Somewhere in between the morbid self-seriousness of Red Dot and the successful emotional roller coaster that is Forgotten is Below Zero (Spanish = Bajocero), a strange observation on guilt and revenge from an outside party, similar in structure to Nicolas Winding Refn’s Only God Forgives (2013). The film’s premise concerns the hijacking of a routine prisoner transfer, wherein our protagonist, an archetypal “by-the-book” officer played by Javier Gutiérrez Álvarez, defends his armored vehicle from a cryptic adversary after one of his inmates. It’s a wonderful high-concept setup that allows for a plethora of cool action scenes, tense confrontations within and outside the main vehicle, and one particularly creative underwater escape sequence. Director and co-writer Lluís Quílez makes great use of nighttime cinematography and lighting, and his sound-design heightens the tension of the memorable cinematic violence.

However, the movie falls flat for me with its occasional poor digital FX (why must every movie computer generate wildlife?) and its lackluster antagonist (Karra Elejalde). Elejalde’s motivation for revenge against a particular prisoner (Patrick Criado) is generic, uninspired, and nowhere near as interesting as the psyche of Criado himself, the latter of which is only hinted at in the movie’s climax. To that end, Elajalde’s character, the instigator of the entire plot, becomes less intimidating the more we learn about him.

Kang Ha-neul (left) and Kim Mu-yeol (right) bond in Forgotten before a pivotal event sends them spiraling down a rabbit hole of memory loss and murder.

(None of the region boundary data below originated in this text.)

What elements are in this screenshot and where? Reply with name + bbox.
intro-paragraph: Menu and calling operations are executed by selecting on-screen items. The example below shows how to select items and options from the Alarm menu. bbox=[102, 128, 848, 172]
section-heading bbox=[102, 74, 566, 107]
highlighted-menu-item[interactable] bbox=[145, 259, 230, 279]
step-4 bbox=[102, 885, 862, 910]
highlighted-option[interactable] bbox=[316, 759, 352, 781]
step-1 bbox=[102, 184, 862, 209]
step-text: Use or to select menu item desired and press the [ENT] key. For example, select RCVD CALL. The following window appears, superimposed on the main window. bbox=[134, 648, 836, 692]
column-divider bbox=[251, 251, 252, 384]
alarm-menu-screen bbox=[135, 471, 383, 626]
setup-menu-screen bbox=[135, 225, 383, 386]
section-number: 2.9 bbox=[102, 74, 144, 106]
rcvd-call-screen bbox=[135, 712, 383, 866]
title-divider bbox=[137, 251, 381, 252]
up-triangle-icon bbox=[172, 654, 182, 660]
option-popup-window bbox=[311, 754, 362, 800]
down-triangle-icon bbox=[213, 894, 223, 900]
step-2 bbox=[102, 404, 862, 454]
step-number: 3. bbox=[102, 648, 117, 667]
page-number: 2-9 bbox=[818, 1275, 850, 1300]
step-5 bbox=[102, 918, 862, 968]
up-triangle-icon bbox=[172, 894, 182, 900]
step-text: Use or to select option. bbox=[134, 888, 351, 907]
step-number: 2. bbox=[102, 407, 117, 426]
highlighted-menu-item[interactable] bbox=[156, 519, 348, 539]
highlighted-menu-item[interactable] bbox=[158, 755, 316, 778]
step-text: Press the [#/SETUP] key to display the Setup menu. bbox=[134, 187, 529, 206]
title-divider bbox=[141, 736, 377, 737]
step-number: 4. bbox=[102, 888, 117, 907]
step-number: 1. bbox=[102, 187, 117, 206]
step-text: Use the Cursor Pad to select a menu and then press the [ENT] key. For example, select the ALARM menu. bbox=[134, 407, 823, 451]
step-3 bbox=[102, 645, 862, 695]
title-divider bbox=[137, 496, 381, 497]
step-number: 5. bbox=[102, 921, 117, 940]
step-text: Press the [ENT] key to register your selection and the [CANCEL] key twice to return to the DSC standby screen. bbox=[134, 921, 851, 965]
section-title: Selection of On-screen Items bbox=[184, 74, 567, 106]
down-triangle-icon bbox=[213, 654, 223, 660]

These three films, together, examine the potential effectiveness and pitfalls of a character’s sinful behavior as the central focus of a film. Revenge-oriented films are often more fun and better thematic engines for action movies, but dramas, thrillers, and more complex stories can add much thematic and moral ambiguity, as Forgotten, Below Zero, and Red Dot do, when characters on the less sympathetic side of justice become the audience’s perspective. The problem with these films, however, at least with Below Zero and Red Dot, are how they crowd their protagonists’ arcs with the less interesting vengeance of their antagonists.


SUMMARY & RECOMMENDATION: Forgotten somehow juggles both a relatable, guilt-ridden protagonist with a vengeful, sympathetic antagonist in a bizarre, well shot adventure that transitions between no less than three genres without missing a step. Red Dot is, on its surface, a straightforward survival thriller that loses its way with a twist it’s way too proud of. Below Zero has a great setup and potent cinematic violence, but its guilt-vs-revenge dynamic loses steam once its antagonist is revealed to be little more than a generic grieving father.

—> I RECOMMEND Forgotten, am ON THE FENCE with regards to Below Zero, and do NOT RECOMMEND Red Dot for those aforementioned reasons.

? All the manslaughter in Forgotten and Red Dot were completely avoidable.